N times function composition

I need to write a code that composes a function, f (x), with itself N times using recursive function.

What I wrote is:

let f x = x + 1 (*it can be any function*)
let rec compose n f x = if n = 0 then 
   "Can't compose anymore" 
else compose (n-1) f (f x);; 

which is obviously not right. I know the code is not finished, but I do not know how to continue. Am I on the right path or not? Can you tell me how to solve the problem?

Upvotes: 2

Views: 844

Answers (1)

coredump
coredump

Reputation: 38809

You are on the right path. Based on the requirements, I would try to start from those equations:

compunere 1 f x == f x

The above says that applying f once to x is exactly the same as doing (f x).

compunere 2 f x == f (f x)

Likewise, applying f twice should compute f (f x). If you replace (f x) by a call to compunere, you have:

compunere 2 f x == f (f x) = f (compunere 1 f x)

The general pattern of recursion seems to be:

compunere n f x == f (compunere (n - 1) f x)

Note that the most general type of f is a -> b, but when f is called again with a value of type b, that means that a and b should be the same type, and so f really is an endomorphism, a function of type a -> a.
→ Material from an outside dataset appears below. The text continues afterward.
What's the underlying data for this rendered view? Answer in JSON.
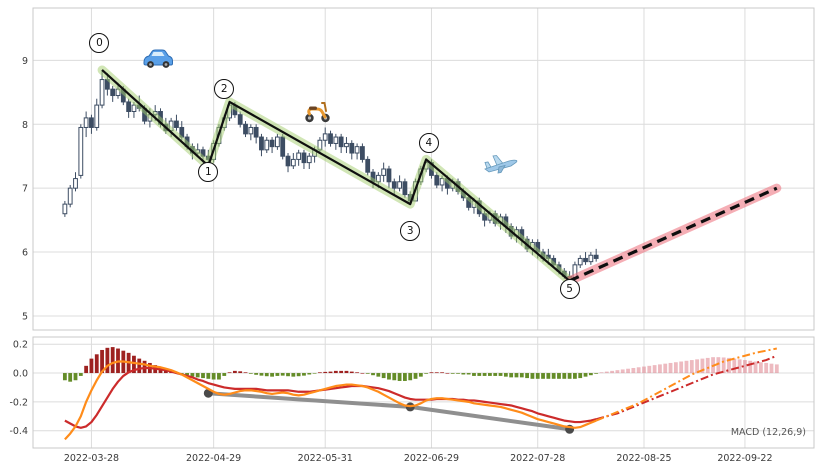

That is the case for N >= 1, but in degenerate case of N=0, you could have a different behaviour.

Applying f zero time to x could mean "return x", which means that compunere could theoretically return a value of type a for zero, for any f being a a -> b function, a and b possibly distinct; you could distinguish both cases with more code, but here we can simply let the typechecker enforce the constraint that a = b in all cases and have an uniform behaviour. You can also make 0 invalid (like negative numbers) by throwing an exception (negative applications could theoretically be postitive applications of the inverse function, but you cannot compute that when knowing nothing about f; f could be non-invertible).

Your code is a little bit different:

compunere 3 f x == (compunere 2 f (f x))
                == (compunere 1 f (f (f x)))
                == (compunere 0 f (f (f (f x))))
...

The advantage of your approach is that the recursive call to compunere is directly giving the result for the current computation: it is in tail position which allows the compiler to perform tail-call elimination.

When you reach N=0, the value locally bound x gives the result you want. Here, for N=0 as an input, the only natural interpretation is also to return x.